21 Aralık Grevinin başka bir yönü de, tüm saldırılar karşısında olup bitenleri seyreden sendikalara ve üyelerine bir gerçeği tekrar göstermesidir. Bu gerçek, Türkiye gibi ülkelerde emekçilerin mücadele etmeden ve bedel ödemeden haklarını alamayacaklarıdır. İngiltere, Yunanistan gibi demokrasinin beşiği olarak görülen ülkelerde dahi emekçiler sokakta mücadele ediyorsa, haklarını grevle savunuyorsa, Türkiye gibi ülkelerde uzlaşma yolu arayan sendikaların niyetlerinin ne olduğu da ortaya çıkıyor. Sosyal diyalog ve masa başı uzlaşma yolunu güdenlerin emekçilerin haklarını sermayeye teslim etmekten başka bir niyeti olamaz. 21 Aralık Greviyle emekçilerin ortak talepleri için birlikte mücadele etmekten başka seçeneklerinin olmadığı gerçeği bir kez daha görüldü.
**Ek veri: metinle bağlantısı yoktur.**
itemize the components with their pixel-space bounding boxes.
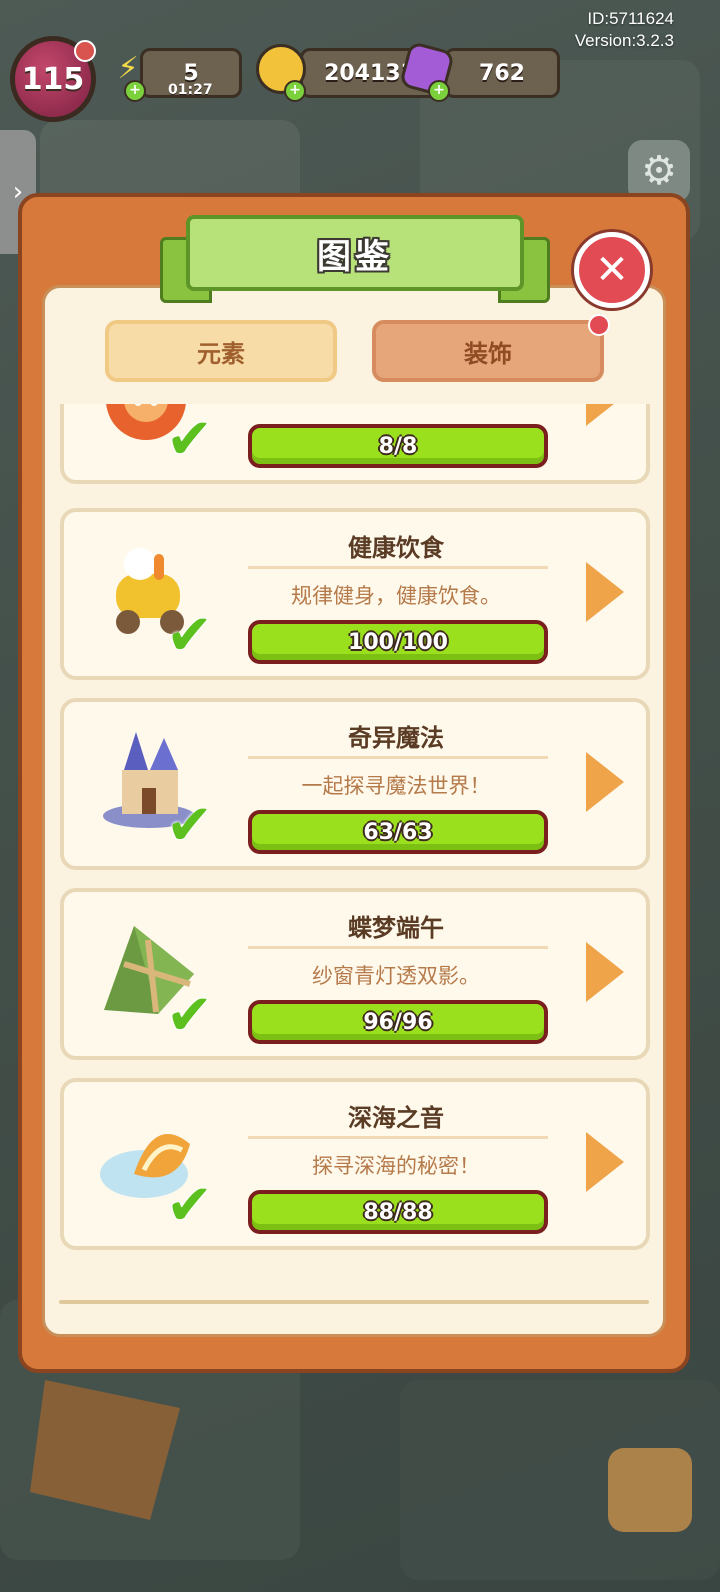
item-title: 深海之音 [348, 1104, 444, 1132]
completed-check-icon: ✔ [166, 793, 213, 858]
progress-bar: 8/8 [248, 424, 548, 468]
arrow-right-icon[interactable] [586, 404, 624, 426]
tab-elements[interactable]: 元素 [105, 320, 337, 382]
gem-counter[interactable]: 762 [444, 48, 560, 98]
energy-timer: 01:27 [168, 82, 213, 98]
arrow-right-icon[interactable] [586, 942, 624, 1002]
close-button[interactable]: ✕ [574, 232, 650, 308]
tab-notification-dot [588, 314, 610, 336]
version-label: Version:3.2.3 [574, 31, 674, 50]
title-banner: 图鉴 [160, 215, 550, 303]
add-coins-icon[interactable]: + [284, 80, 306, 102]
arrow-right-icon[interactable] [586, 562, 624, 622]
add-energy-icon[interactable]: + [124, 80, 146, 102]
progress-text: 100/100 [348, 629, 448, 655]
level-value: 115 [21, 61, 85, 97]
gem-value: 762 [479, 60, 525, 86]
progress-bar: 88/88 [248, 1190, 548, 1234]
tab-elements-label: 元素 [197, 339, 245, 368]
modal-title: 图鉴 [317, 236, 393, 277]
title-divider [248, 756, 548, 759]
progress-bar: 100/100 [248, 620, 548, 664]
tab-decorations-label: 装饰 [464, 339, 512, 368]
notification-dot [74, 40, 96, 62]
completed-check-icon: ✔ [166, 603, 213, 668]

21 Aralık Grevinin üretimi ve yaşamı durdurma noktasında başarılı olduğu söylenemez. Grev, sağlık dışında üretimi ve hizmet vermeyi etkilemedi dersek haksız bir tespit yapmış olmayız. Sağlık örgütlerinin bir araya gelerek ortak mücadele etmesi sağlık hizmetlerinin ciddi şekilde aksamasına neden oldu. Ancak KESK içerisindeki diğer iş kolları için bunu söylemek çok zor. Eğitimde, büro işlerinde, vergi dairelerinde, belediyelerde vs. hizmet fazla aksamadan devam etti. KESK üyesi kamu emekçilerinin 21 Aralık Grevini örgütlemedeki çabasına karşılık, ne yazık ki diğer sendikaların tutumu grevin başarılı olmasını engellemiştir. İş yerlerinde çalışma yapan her şube yöneticisi ve aktivistler, sendika farkı gözetmeksizin tüm kamu emekçilerinin greve katılmalarını sağlamaya çalışmışlardır. Bu çabaya rağmen, diğer sendikalara üye olan kamu emekçilerini greve katmada yeterince ( hatta büyük ölçüde ) başarılı olamadığımızı ifade etmeliyim. Eylem birliğini iş yerlerinden sağlamaya çalışmamıza rağmen bu konuda şimdilik başarılı olamamak sonucu, bize yeni görevler yüklemektedir. Sağlık emekçilerinin grevinin başarılı olmasının nedenini KESK yöneticileri iyi değerlendirmelidir. Sağlık emekçileri bulundukları örgüt ne olursa olsun, ortak talepleri için bir araya gelerek grev yapmışlardır. Başarı burada yatmaktadır.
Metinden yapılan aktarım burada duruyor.